October is Dyslexia Month! Our team of Educational Specialists are celebrating by sharing their expertise.
Jessica DeLing M.Ed. is an educational diagnostician at Child and Family Development- Midtown. She shares:
So far, we have discussed the importance of determining if your child has dyslexia via a psychoeducational assessment. Next up is accommodations!
Students with dyslexia often require, and can greatly benefit from accommodations, in both the academic setting and at home. Individuals diagnosed with dyslexia may not just have difficulties with reading. Dyslexia can impact various skill sets such as spelling, writing, arithmetic, and sequencing. Based on specific student needs, accommodations may vary. Providing these tools, and teaching the students how to use the accommodations to support their learning, is so important in helping the dyslexic student reach their full academic potential.
Although there are a variety of accommodations, check out the information and links below to start researching which accommodations might work best for your dyslexic student:
- International Dyslexia Association: www.eida.org
- The Yale Center for Dyslexia & Creativity: http://dyslexia.yale.edu
- Understood: www.understood.org
Some example accommodations include:
- Allow the student to complete written assignments using Online dictation or allowing the student to use a computer, will be beneficial.
- Read aloud test questions.

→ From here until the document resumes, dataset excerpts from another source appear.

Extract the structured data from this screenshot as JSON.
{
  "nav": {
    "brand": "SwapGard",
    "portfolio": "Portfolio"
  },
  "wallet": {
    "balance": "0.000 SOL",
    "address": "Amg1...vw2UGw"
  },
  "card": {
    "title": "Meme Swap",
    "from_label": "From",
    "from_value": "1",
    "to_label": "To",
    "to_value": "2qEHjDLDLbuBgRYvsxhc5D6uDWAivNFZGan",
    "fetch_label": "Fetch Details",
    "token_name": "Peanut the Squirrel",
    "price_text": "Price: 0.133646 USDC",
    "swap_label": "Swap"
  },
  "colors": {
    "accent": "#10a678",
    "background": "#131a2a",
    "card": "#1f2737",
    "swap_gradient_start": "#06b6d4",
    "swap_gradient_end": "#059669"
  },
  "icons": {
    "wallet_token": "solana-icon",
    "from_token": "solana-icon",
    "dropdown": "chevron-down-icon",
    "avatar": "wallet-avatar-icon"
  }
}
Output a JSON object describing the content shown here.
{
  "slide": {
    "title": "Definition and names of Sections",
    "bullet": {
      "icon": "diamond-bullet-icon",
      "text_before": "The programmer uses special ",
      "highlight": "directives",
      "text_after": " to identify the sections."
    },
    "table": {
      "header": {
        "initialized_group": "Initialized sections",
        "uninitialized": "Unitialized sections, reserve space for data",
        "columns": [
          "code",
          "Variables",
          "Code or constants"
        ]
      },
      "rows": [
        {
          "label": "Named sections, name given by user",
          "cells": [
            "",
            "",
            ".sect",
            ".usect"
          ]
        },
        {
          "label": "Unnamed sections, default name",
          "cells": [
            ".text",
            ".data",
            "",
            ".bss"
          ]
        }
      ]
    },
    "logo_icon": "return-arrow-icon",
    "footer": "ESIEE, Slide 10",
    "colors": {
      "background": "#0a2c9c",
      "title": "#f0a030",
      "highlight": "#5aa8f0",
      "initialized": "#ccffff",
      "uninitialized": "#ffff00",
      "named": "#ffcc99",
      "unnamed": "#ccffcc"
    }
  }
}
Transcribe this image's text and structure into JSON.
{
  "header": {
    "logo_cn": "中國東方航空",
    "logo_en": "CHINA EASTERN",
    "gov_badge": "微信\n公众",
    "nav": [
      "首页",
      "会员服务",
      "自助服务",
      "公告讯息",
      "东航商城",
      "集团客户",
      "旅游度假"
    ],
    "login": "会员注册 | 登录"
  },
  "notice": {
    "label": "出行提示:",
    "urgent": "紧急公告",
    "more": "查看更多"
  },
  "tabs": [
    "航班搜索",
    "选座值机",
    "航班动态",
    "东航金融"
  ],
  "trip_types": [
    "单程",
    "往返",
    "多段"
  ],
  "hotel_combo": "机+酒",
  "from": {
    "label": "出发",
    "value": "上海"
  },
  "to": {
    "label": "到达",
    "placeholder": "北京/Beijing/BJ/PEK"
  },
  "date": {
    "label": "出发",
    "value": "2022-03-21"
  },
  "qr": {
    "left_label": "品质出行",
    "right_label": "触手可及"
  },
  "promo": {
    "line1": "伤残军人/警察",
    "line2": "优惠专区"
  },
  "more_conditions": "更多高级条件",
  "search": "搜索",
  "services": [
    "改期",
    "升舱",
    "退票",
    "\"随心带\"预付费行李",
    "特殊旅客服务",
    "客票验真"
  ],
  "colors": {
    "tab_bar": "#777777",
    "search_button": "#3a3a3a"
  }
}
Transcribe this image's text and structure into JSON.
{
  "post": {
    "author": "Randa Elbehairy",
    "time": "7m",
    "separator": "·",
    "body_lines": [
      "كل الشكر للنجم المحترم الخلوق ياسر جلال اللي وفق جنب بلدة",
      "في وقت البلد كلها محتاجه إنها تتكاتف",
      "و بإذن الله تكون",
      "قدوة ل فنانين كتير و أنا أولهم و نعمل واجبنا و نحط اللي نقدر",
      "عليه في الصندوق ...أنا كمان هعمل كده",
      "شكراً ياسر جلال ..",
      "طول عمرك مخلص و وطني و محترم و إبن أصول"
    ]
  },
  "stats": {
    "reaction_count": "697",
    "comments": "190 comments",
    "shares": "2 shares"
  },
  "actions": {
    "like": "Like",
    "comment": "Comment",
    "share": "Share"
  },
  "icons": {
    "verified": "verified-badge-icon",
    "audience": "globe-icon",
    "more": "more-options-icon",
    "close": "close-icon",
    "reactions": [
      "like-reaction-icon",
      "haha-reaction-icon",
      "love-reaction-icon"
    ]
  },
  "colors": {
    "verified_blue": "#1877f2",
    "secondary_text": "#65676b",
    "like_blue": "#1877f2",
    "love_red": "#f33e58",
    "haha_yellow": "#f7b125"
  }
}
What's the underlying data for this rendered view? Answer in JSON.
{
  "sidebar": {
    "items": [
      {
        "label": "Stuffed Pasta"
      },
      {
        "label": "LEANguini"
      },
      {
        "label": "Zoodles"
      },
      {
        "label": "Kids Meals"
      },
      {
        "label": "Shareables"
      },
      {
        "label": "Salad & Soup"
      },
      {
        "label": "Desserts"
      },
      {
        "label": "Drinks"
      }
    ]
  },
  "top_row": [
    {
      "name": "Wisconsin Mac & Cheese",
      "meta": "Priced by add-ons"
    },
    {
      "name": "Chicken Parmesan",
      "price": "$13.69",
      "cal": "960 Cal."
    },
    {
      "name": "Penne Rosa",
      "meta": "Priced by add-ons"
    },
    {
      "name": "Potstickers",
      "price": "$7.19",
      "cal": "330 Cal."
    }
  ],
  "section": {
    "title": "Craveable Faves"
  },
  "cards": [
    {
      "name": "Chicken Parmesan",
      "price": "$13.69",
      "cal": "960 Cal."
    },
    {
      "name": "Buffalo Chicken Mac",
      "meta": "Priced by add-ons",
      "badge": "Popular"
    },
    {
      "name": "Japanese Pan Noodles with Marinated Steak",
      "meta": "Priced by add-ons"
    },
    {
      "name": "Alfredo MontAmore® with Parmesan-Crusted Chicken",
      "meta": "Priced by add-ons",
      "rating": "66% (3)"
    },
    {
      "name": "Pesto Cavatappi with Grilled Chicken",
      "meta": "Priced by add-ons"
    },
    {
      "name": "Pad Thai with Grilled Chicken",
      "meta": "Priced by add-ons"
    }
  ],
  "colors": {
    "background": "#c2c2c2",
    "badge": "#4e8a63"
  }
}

For tests of reading, allow the student to read out loud to his/herself. Consider allowing the student to test and a separate setting as they will likely need more time to complete work.
- Clarify or simplify written directions.
- Use visual presentations of verbal material, such as glossaries and word banks across content areas.
- Provide advanced copies of class notes and/ or completed study guides.
- Work with fewer items per page/line. Help the student learn how to independently breakdown large assignments into smaller tasks.
- Allow the student to learn content from a variety of digital media resources including audiobooks, movies, and videos.